Algunas madres se preocupan acerca de la cantidad de leche que producen, si su bebé comienza a defecar menos veces. Cerca de 6 semanas después del nacimiento, ya no hay calostro en la leche materna. Esto puede significar que las veces que defeca el bebé disminuirán a una vez al día o incluso algunas veces a la semana. Esto es normal y, de hecho, una buena noticia porque significa que el bebé esta absorbiendo todo lo que está comiendo y no quedan restos para evacuar.

Otra “falsa alarma”, que tiene relación directa con la edad, es que los bebés pasarán por varios “periodos de crecimiento acelerados” en los primeros meses de vida. Generalmente, es alrededor de las primeras dos a tres semanas, seis semanas y tres meses de edad, pero también pueden pasar en cualquier momento. Estos son momentos en los que el bebé se quiere alimentar por más tiempo y más frecuentemente para conseguir que la madre tenga más leche. Sigua el paso que marca el bebé, dejándolo que se alimente tan seguido como quiera. Esto ayudará a aumentar la cantidad de leche más rápidamente. El pecho trabaja bajo la ley de la oferta y la demanda. Entre mas “le diga” el bebé al pecho que haga más leche, más leche producirá.

 

Si después de de descartar las “falsas alarmas” antes mencionadas, todavía piensa que necesita incrementar la cantidad de leche, o si el bebé no está aumentando de peso o está perdiendo peso, debe pedir una cita con el pediatra. Normalmente, mejorar las técnicas de lactancia ayuda a corregir la situación rápidamente pero, en ocasiones, el crecimiento lento puede ser un problema de salud.

Recuerde que una de las desventajas del amamantamiento, en relación a la alimentación con botella, es que esta última es transparente y se puede ver la cantidad de leche que su bebé ingiere. Con el pecho esto no es posible y genera angustia. Recuerde que hay muchos signos que le permiten saber si el bebé está ingiriendo cantidades adecuadas de leche.

 

 

 

¿PUEDO SEGUIR AMAMANTANDO A MI BEBÉ SI ESTOY ENFERMA?

 

Por supuesto que si! El bebé ya ha sido expuesto a cualquier enfermedad que la madre haya contraído antes de que ella muestre algún síntoma. Una de las bellezas de la leche materna es que cuando el cuerpo de la madre produce anticuerpos para combatir una enfermedad, estos anticuerpos también se pasan directamente al bebé por medio de la leche.

Esto protege al niño y le da los instrumentos necesarios para combatir la enfermedad. Sin embargo, algunas enfermedades requieren el destete ya sea permanente o temporal, también hay algunos tratamientos y medicamentos que no son compatibles con la lactancia.

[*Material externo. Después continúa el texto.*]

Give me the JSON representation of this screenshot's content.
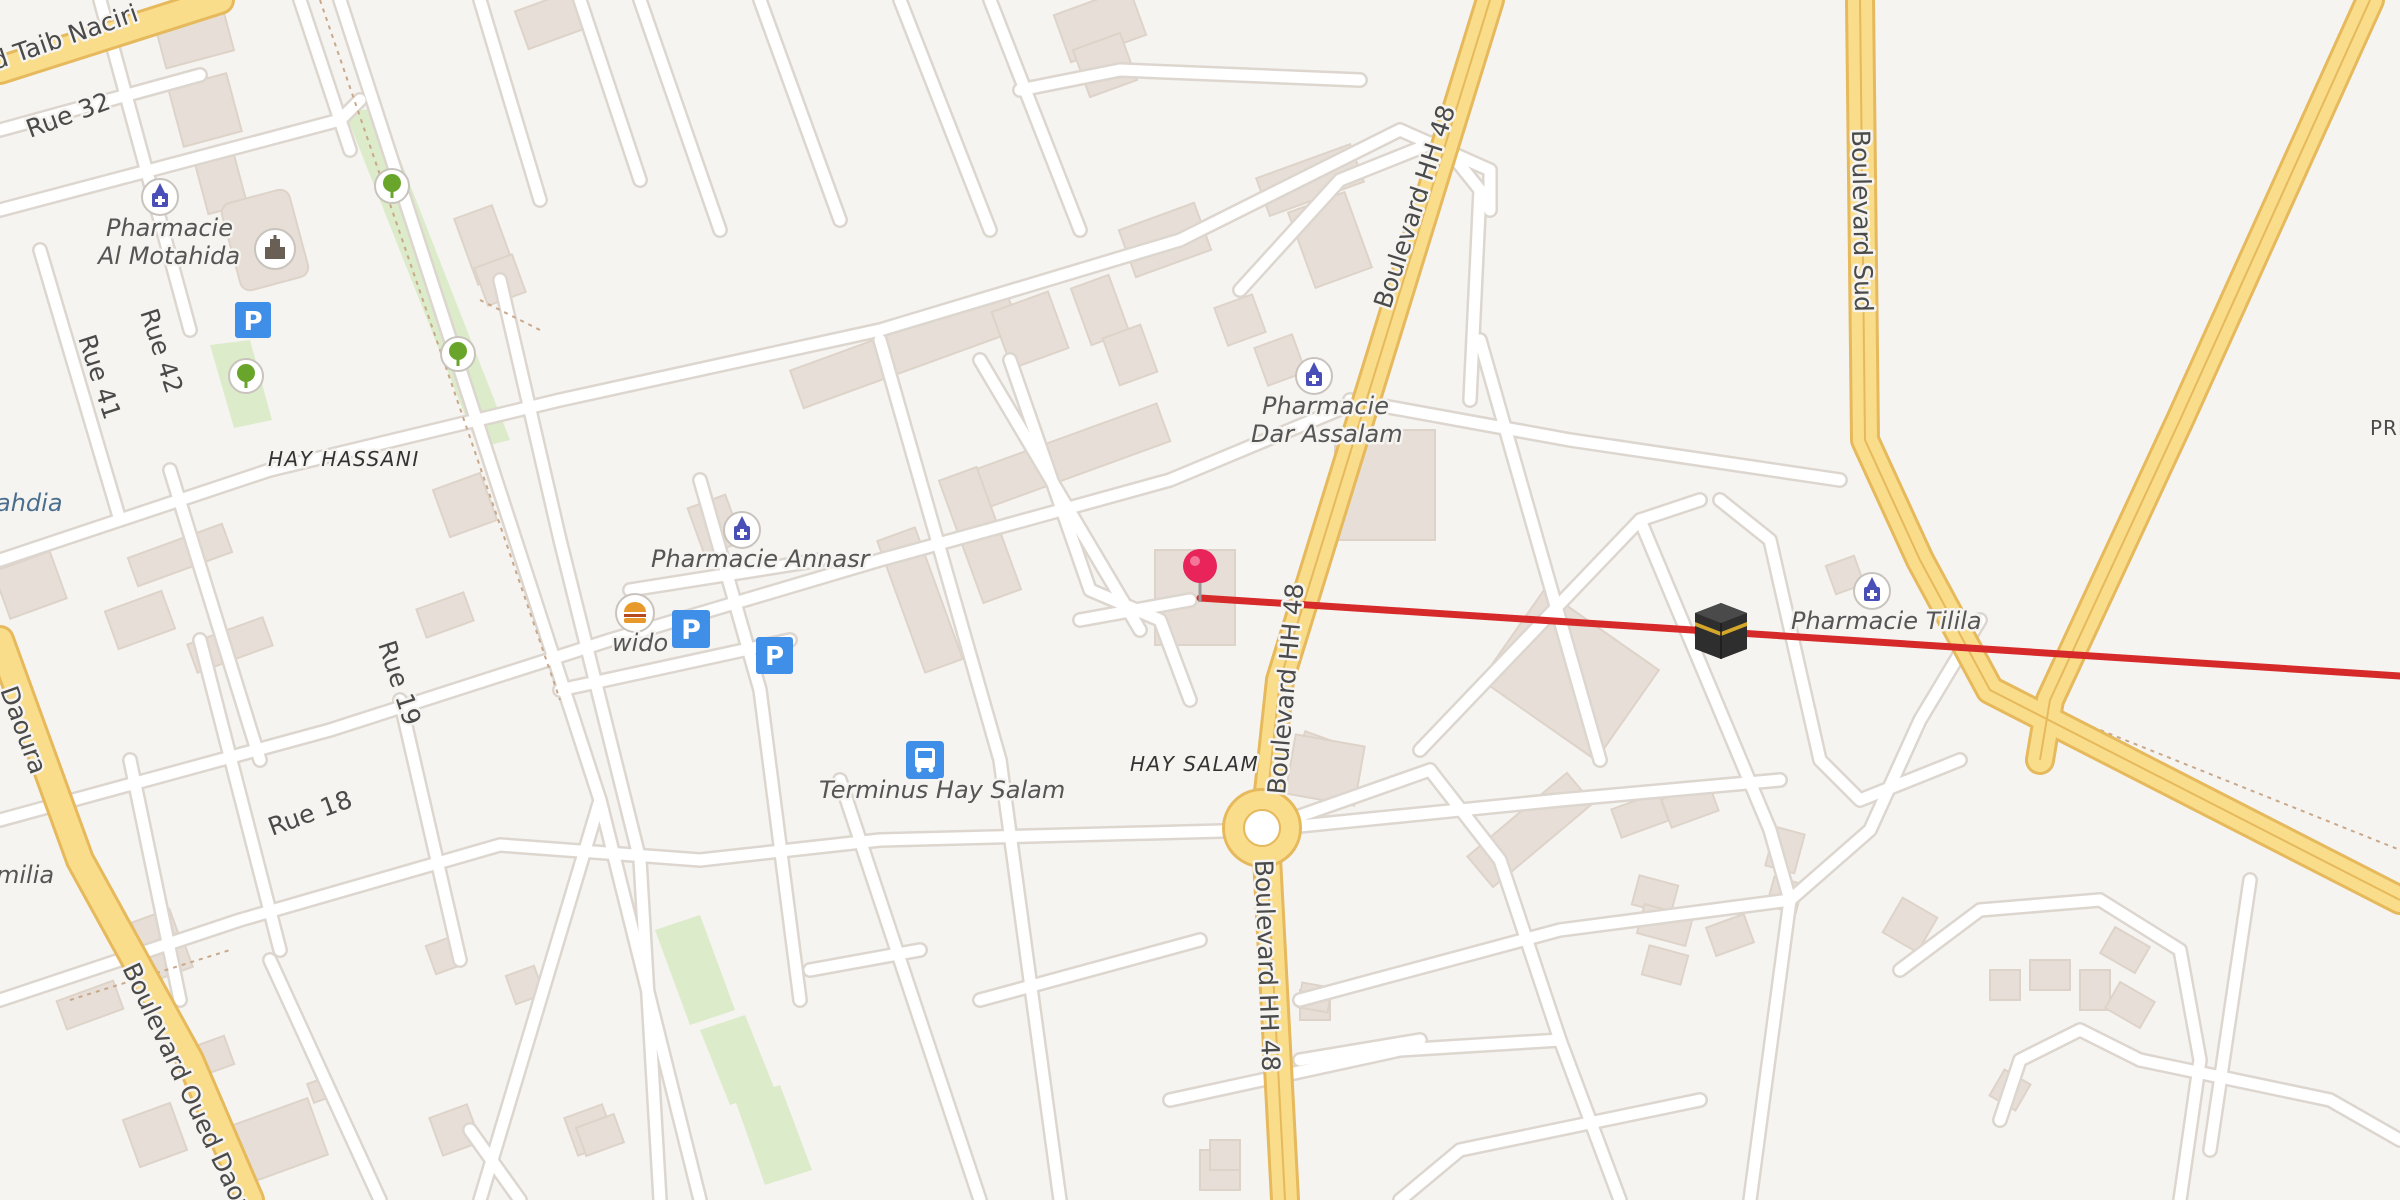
{
  "streets": {
    "taib_naciri": "d Taib Naciri",
    "rue_32": "Rue 32",
    "rue_42": "Rue 42",
    "rue_41": "Rue 41",
    "rue_19": "Rue 19",
    "rue_18": "Rue 18",
    "boulevard_hh48_upper": "Boulevard HH 48",
    "boulevard_hh48_mid": "Boulevard HH 48",
    "boulevard_hh48_lower": "Boulevard HH 48",
    "boulevard_sud": "Boulevard Sud",
    "boulevard_oued_daoura": "Boulevard Oued Daoura",
    "daoura_fragment": "Daoura",
    "left_fragment_ahdia": "ahdia",
    "left_fragment_milia": "milia",
    "right_fragment": "PRI"
  },
  "districts": {
    "hay_hassani": "HAY HASSANI",
    "hay_salam": "HAY SALAM"
  },
  "pois": {
    "pharmacie_al_motahida_line1": "Pharmacie",
    "pharmacie_al_motahida_line2": "Al Motahida",
    "pharmacie_dar_assalam_line1": "Pharmacie",
    "pharmacie_dar_assalam_line2": "Dar Assalam",
    "pharmacie_annasr": "Pharmacie Annasr",
    "wido": "wido",
    "terminus_hay_salam": "Terminus Hay Salam",
    "pharmacie_tilila": "Pharmacie Tilila"
  },
  "icons": {
    "pharmacy": "pharmacy-icon",
    "parking": "parking-icon",
    "park": "tree-icon",
    "mosque_marker": "kaaba-icon",
    "bus": "bus-stop-icon",
    "fast_food": "fast-food-icon",
    "place_of_worship": "place-of-worship-icon",
    "location_pin": "location-pin-icon"
  },
  "parking_letter": "P",
  "colors": {
    "background": "#f6f4f1",
    "road_major_fill": "#f9dd8a",
    "road_major_casing": "#e6b95c",
    "road_minor": "#ffffff",
    "building": "#e7dfd7",
    "park": "#dcebc9",
    "qibla_line": "#d62a2a",
    "pin": "#e8245a",
    "pharmacy_badge": "#4a4fb8",
    "parking_badge": "#3f8fe8"
  }
}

Toda esta información la debe obtener de un especialista calificado o en el buscador de esta página hay una sección de medicamentos; escriba el nombre comercial de Venezuela o el principio activo y podrá saber si un medicamento es o no seguro durante la lactancia.

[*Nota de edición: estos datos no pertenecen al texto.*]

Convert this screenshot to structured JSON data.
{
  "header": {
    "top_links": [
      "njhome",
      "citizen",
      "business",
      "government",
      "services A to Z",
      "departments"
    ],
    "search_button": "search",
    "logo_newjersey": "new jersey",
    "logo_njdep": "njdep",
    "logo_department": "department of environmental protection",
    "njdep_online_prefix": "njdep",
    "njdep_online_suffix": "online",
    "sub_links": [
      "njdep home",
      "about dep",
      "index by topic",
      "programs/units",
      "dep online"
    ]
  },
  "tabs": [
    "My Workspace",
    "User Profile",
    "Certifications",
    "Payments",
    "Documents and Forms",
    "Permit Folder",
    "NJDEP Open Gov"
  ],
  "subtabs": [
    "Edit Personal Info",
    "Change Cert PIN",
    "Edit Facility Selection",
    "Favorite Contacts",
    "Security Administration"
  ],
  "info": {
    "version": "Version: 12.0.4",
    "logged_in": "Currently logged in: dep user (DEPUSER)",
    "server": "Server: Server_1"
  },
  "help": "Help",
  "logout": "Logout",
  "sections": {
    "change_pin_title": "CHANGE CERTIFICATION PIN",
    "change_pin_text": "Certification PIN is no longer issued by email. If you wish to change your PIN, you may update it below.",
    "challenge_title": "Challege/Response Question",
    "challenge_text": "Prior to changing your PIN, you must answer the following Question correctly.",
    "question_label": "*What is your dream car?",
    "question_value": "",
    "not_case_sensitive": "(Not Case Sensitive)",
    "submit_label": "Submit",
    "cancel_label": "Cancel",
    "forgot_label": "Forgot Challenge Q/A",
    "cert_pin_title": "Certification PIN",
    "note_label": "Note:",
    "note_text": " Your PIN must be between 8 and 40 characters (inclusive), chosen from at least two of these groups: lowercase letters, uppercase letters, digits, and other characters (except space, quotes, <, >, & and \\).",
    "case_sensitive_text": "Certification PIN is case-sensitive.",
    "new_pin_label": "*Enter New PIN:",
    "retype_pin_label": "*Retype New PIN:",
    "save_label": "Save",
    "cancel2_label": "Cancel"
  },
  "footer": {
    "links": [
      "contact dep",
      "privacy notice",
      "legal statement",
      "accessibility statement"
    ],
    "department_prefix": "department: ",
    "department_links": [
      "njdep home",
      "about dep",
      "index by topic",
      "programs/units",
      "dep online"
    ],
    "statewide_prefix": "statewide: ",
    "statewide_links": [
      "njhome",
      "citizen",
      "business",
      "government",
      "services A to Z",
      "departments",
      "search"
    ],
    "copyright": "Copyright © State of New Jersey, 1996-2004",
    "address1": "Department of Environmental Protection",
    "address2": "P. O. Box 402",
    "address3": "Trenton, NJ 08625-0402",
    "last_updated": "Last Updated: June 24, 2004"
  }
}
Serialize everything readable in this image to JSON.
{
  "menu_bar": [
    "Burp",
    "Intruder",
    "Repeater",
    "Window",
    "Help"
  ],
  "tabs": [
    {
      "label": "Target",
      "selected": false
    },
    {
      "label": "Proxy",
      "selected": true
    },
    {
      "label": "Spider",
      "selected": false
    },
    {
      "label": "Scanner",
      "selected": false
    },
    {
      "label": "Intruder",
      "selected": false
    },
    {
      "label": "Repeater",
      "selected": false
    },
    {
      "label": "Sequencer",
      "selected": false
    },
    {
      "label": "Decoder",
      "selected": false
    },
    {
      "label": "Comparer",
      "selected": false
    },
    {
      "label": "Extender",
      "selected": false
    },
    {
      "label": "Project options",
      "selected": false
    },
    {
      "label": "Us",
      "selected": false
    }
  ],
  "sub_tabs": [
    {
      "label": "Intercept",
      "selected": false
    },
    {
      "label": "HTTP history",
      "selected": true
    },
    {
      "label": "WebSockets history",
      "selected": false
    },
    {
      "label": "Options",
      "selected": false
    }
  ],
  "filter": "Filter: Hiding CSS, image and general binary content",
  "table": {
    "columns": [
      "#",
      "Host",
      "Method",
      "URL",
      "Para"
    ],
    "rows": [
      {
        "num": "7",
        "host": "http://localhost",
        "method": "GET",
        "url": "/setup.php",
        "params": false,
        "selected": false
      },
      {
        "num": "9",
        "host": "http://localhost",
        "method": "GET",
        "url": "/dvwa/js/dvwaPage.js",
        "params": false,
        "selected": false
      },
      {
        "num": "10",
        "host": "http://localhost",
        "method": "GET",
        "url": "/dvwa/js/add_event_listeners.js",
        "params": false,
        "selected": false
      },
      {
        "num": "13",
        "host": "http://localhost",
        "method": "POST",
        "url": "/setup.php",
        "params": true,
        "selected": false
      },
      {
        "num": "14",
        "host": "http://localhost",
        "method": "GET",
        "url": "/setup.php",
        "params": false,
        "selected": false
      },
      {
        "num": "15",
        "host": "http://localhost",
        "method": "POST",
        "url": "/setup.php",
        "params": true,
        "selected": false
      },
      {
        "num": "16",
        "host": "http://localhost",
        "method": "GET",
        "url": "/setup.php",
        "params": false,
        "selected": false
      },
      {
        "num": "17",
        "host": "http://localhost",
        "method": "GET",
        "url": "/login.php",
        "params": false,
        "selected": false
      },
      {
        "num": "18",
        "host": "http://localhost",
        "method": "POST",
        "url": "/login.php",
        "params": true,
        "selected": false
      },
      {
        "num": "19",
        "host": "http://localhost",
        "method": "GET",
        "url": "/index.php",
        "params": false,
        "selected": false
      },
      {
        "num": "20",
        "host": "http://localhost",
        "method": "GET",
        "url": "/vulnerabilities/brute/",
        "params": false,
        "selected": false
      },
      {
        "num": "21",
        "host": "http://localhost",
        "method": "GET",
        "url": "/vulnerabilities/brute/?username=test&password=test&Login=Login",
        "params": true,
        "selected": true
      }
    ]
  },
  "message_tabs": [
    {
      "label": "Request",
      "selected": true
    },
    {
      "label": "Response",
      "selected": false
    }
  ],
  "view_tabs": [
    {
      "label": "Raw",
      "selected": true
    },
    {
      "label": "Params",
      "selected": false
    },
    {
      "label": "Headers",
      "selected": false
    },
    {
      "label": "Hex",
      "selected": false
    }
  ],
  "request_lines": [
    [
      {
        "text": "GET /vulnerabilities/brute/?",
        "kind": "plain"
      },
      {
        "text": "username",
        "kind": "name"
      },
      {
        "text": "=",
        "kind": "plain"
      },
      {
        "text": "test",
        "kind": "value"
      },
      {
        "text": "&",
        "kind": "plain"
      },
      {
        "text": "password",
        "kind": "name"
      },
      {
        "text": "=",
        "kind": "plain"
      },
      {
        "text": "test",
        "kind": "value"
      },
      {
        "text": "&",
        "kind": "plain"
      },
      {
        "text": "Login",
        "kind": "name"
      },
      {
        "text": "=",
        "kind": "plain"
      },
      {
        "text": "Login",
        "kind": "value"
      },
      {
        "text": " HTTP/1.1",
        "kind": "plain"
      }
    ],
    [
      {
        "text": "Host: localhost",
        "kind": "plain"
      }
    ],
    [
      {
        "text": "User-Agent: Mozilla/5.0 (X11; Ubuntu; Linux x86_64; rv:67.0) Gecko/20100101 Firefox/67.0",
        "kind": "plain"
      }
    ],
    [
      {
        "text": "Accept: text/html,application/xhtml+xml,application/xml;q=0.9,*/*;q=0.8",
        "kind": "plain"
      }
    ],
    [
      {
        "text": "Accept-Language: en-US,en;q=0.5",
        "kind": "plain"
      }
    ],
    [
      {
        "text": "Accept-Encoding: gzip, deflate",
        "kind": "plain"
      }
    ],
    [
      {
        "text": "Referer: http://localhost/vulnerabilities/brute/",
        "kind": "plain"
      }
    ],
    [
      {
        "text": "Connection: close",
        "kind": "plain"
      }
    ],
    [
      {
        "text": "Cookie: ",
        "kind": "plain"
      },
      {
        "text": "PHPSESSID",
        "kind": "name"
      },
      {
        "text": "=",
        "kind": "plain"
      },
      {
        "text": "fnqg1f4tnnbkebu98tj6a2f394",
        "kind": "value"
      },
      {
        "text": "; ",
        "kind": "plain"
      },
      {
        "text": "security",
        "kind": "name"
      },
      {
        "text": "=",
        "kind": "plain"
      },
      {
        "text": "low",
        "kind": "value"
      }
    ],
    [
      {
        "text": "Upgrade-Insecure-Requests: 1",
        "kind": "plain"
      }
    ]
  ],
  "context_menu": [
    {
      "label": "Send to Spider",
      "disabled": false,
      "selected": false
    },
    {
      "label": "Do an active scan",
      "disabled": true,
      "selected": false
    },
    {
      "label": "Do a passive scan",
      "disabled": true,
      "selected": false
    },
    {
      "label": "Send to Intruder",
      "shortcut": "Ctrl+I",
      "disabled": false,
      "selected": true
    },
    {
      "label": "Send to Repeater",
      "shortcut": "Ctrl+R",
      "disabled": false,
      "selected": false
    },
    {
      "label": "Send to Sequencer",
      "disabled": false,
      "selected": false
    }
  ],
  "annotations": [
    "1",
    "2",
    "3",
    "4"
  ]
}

En general se considera que si presenta algún tipo de infección con fiebre, debe evitar la lactancia durante los períodos de fiebre, que es cuando los gérmenes patógenos están circulando por la sangre y pueden pasar a la leche materna. Si tiene un proceso gripal o infección de vías respiratorias superiores sin fiebre, puede dar lactancia, siempre y cuando se coloque una mascarilla en la cara, para evitar la salida de secreciones que puedan contaminar a su bebé. Estas mascarillas no protegen la salida de las secreciones si estornuda, así que aparte la cabeza cuando lo vaya a hacer.

 

 

 

 

 

Las infecciones de las mamas llamadas “mastitis” son una contraindicación para la lactancia. En estos casos debe ir al médico para que le indique el tratamiento antibiótico adecuado y una vez que ceda el proceso puede volver a dar lactancia. Para evitar que las mamas se sequen durante este período, es recomendable que utilice un tiraleche para vaciar las mamas y esa leche la debe descartar; de esta manera se mantiene activo el reflejo de la producción de leche.

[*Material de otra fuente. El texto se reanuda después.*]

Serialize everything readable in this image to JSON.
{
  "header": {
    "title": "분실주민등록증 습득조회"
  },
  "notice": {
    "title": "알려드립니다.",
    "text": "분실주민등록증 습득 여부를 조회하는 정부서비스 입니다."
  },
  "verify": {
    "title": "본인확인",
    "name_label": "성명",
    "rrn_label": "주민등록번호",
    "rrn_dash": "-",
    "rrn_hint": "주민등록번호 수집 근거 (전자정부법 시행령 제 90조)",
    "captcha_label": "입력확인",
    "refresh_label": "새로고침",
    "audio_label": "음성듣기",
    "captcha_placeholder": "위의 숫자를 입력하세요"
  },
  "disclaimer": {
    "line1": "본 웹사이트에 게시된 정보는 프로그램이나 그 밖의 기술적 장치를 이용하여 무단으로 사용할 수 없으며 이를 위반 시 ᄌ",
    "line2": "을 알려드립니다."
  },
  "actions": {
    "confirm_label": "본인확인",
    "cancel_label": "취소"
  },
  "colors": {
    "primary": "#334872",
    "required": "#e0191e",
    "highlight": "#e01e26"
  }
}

Durante la lactancia debe evitar la ingesta de medicamentos si desconoce su efecto sobre el lactante y la posibilidad que el medicamento pase a la leche. En la sección científica de esta página Web, puede encontrar información de los efectos de los medicamentos sobre la lactancia o simplemente escriba el nombre del medicamento en el Buscador de FERTILAB.